I've finished Shane Claiborne's Irresistible Revolution. Claiborne's Christianity looks almost identical to Christ-centered Quakerism. He embodies the Quaker testimonies of simplicity, peace, equality, community and integrity.
Claiborne lives among the poor in a community called the Simple Way. Part of his mission is to spread an anti-consumerist, anti-materialist message. His is the gospel message that we can live simply because God provides abundantly.
Claiborne was part of a peacekeeping group that went to Iraq. Like the early Quakers, he understands that Jesus modeled peace and forgiveness by not fighting back with physical weapons against his oppressors. Claiborne urges us to beat our swords into ploughshares.
He is passionate to keep the community he is part of equal, and rather than seeing it as having layers, which could be interpreted as hierarchical, he likens it to an onion--you can peel the layers away but no layer is "better" than the others.
He is passionate about community and finds living in community essential. He argues in favor of small communities. He writes about the importance of entering into relationships with people rather than fighting for "issues." Our political actions should, he argues, should arise from our experiences with real people, not from ideas or what the early Quakers might call "airy notions." Above all, he calls for loving people. All people. He keeps a poster of Bush on the ceiling above his bed.
He lives out his beliefs.
He wants to find, live out and promote authentic, early church Christianity, which is what the early Quakers wanted to do.
My question: Why are liberal Quakers so reluctant to claim and proclaim this rich Christian heritage?
For me, it's that I associate the word "Christian" with the opposite of what Jesus taught, spiritual condescension. I didn't know "integrity" at the time was one of my values, but I guess it was because I believed that people should walk the walk, not just talk the talk. This is what brought me to Friends.

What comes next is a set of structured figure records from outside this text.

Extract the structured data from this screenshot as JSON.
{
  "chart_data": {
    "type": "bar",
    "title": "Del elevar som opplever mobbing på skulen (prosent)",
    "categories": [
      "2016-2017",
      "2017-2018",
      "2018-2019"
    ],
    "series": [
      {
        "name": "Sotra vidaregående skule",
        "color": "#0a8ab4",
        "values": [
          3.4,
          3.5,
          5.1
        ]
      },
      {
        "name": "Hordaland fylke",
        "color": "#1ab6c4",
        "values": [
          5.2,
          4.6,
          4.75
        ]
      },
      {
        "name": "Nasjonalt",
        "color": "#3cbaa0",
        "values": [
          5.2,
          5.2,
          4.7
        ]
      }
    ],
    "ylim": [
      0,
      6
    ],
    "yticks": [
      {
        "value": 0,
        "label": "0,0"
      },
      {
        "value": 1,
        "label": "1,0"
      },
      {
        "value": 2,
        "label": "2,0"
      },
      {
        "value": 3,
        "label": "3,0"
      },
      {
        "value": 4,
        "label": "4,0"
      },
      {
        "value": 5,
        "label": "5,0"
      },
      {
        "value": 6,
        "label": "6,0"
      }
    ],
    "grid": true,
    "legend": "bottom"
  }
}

I am still somewhat resistant to the word Christian because it seems many Christians demand their understanding of Jesus and God and do not allow for other personal interpretations. I find this even among Quakers. When I talk about gaining insight from pagans or Buddhists or the Tao Te Ching, many Christ-centric people make me feel as if I am less a Christian than they are.

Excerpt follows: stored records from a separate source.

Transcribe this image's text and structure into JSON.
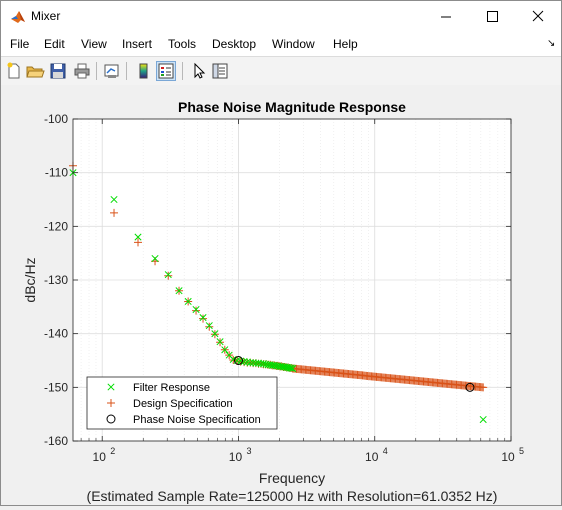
{
  "window": {
    "title": "Mixer",
    "minimize_icon": "minimize-icon",
    "maximize_icon": "maximize-icon",
    "close_icon": "close-icon"
  },
  "menu": [
    "File",
    "Edit",
    "View",
    "Insert",
    "Tools",
    "Desktop",
    "Window",
    "Help"
  ],
  "toolbar": [
    "new-figure-icon",
    "open-file-icon",
    "save-icon",
    "print-icon",
    "link-plot-icon",
    "colorbar-icon",
    "legend-icon",
    "pointer-icon",
    "property-inspector-icon"
  ],
  "chart_data": {
    "type": "scatter",
    "title": "Phase Noise Magnitude Response",
    "xlabel": "Frequency",
    "subxlabel": "(Estimated Sample Rate=125000 Hz with Resolution=61.0352 Hz)",
    "ylabel": "dBc/Hz",
    "xscale": "log",
    "xlim": [
      61.0352,
      100000
    ],
    "ylim": [
      -160,
      -100
    ],
    "xticks": [
      100,
      1000,
      10000,
      100000
    ],
    "xtick_labels": [
      {
        "base": "10",
        "exp": "2"
      },
      {
        "base": "10",
        "exp": "3"
      },
      {
        "base": "10",
        "exp": "4"
      },
      {
        "base": "10",
        "exp": "5"
      }
    ],
    "yticks": [
      -160,
      -150,
      -140,
      -130,
      -120,
      -110,
      -100
    ],
    "ytick_labels": [
      "-160",
      "-150",
      "-140",
      "-130",
      "-120",
      "-110",
      "-100"
    ],
    "grid": true,
    "legend_position": "bottom-left",
    "series": [
      {
        "name": "Filter Response",
        "marker": "x",
        "color": "#00dd00",
        "x": [
          61.0352,
          122.07,
          183.105,
          244.14,
          305.176,
          366.211,
          427.246,
          488.281,
          549.316,
          610.352,
          671.387,
          732.422,
          793.457,
          854.492,
          915.527,
          976.563,
          1037.6,
          1098.63,
          1159.67,
          1220.7,
          1281.74,
          1342.77,
          1403.81,
          1464.84,
          1525.88,
          1586.91,
          1647.95,
          1708.98,
          1770.02,
          1831.05,
          1892.09,
          1953.13,
          2014.16,
          2075.2,
          2136.23,
          2197.27,
          2258.3,
          2319.34,
          2380.37,
          2441.41,
          2502.44,
          62500
        ],
        "y": [
          -110,
          -115,
          -122,
          -126,
          -129,
          -132,
          -134,
          -135.5,
          -137,
          -138.5,
          -140,
          -141.5,
          -143,
          -144,
          -144.8,
          -145,
          -145.1,
          -145.2,
          -145.3,
          -145.4,
          -145.4,
          -145.5,
          -145.5,
          -145.6,
          -145.6,
          -145.7,
          -145.8,
          -145.8,
          -145.9,
          -145.9,
          -146,
          -146,
          -146.1,
          -146.1,
          -146.2,
          -146.2,
          -146.3,
          -146.3,
          -146.4,
          -146.4,
          -146.5,
          -156
        ]
      },
      {
        "name": "Design Specification",
        "marker": "+",
        "color": "#d95319",
        "x": [
          61.0352,
          122.07,
          183.105,
          244.14,
          305.176,
          366.211,
          427.246,
          488.281,
          549.316,
          610.352,
          671.387,
          732.422,
          793.457,
          854.492,
          915.527,
          976.563,
          1037.6,
          1098.63,
          1159.67,
          1220.7,
          1281.74,
          1342.77,
          1403.81,
          1464.84,
          1525.88,
          1586.91,
          1647.95,
          1708.98,
          1770.02,
          1831.05,
          1892.09,
          1953.13,
          2014.16,
          2075.2,
          2136.23,
          2197.27,
          2258.3,
          2319.34,
          2380.37,
          2441.41,
          2502.44
        ],
        "y": [
          -108.7,
          -117.5,
          -123,
          -126.5,
          -129.2,
          -132,
          -134,
          -135.7,
          -137.2,
          -138.7,
          -140.1,
          -141.6,
          -143,
          -144,
          -144.9,
          -145.1,
          -145.2,
          -145.3,
          -145.4,
          -145.4,
          -145.5,
          -145.5,
          -145.6,
          -145.6,
          -145.7,
          -145.7,
          -145.8,
          -145.8,
          -145.9,
          -145.9,
          -146,
          -146,
          -146.1,
          -146.1,
          -146.2,
          -146.2,
          -146.3,
          -146.3,
          -146.4,
          -146.4,
          -146.5
        ],
        "dense_x_range": [
          2500,
          62500
        ],
        "dense_y_range": [
          -146.5,
          -150
        ]
      },
      {
        "name": "Phase Noise Specification",
        "marker": "o",
        "color": "#000000",
        "x": [
          1000,
          50000
        ],
        "y": [
          -145,
          -150
        ]
      }
    ]
  }
}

I feel sorry that some Christians have so tainted the word that others don't want to use it. Maybe Shane will help reclaim it as it was meant to be.
You've asked a pointed question, and I'll be similarly frank in my response, hopefully in a friendly way.
First, most of what you describe -- loving people, being egalitarian, living in community, opposing war, loving your enemy -- doesn't dependent on Christianity. It's what informs him, and historically it's what has informed a lot of other people in that direction, and that's to Christianity's credit.
But you can be interested in and appreciative of what he's doing (I saw him speak at a church here in Mass. about a year ago) *and* simultaneously think that the Society should continue laying down any close association/identification with Christianity, for reasons that I can state if you like (though perhaps it's not necessary).
Does that make any sense?
I really appreciated Shane Claiborne's book as well. I grew up as a Quaker, but not a Christ-centered Quaker, and have lately been revisiting the roots of Quakerism, and am very taken with working to understand Jesus' power and light. I love Claiborne's energy and his overflowing love for God and Jesus and folks everywhere.
I am very drawn to Claiborne and the New Monasticism, but am also called to question the privileged folks at the center of the 12 marks, as though the people at the margins--to whom Jesus was drawn to be with--cannot be agents or actors. What do you think about this?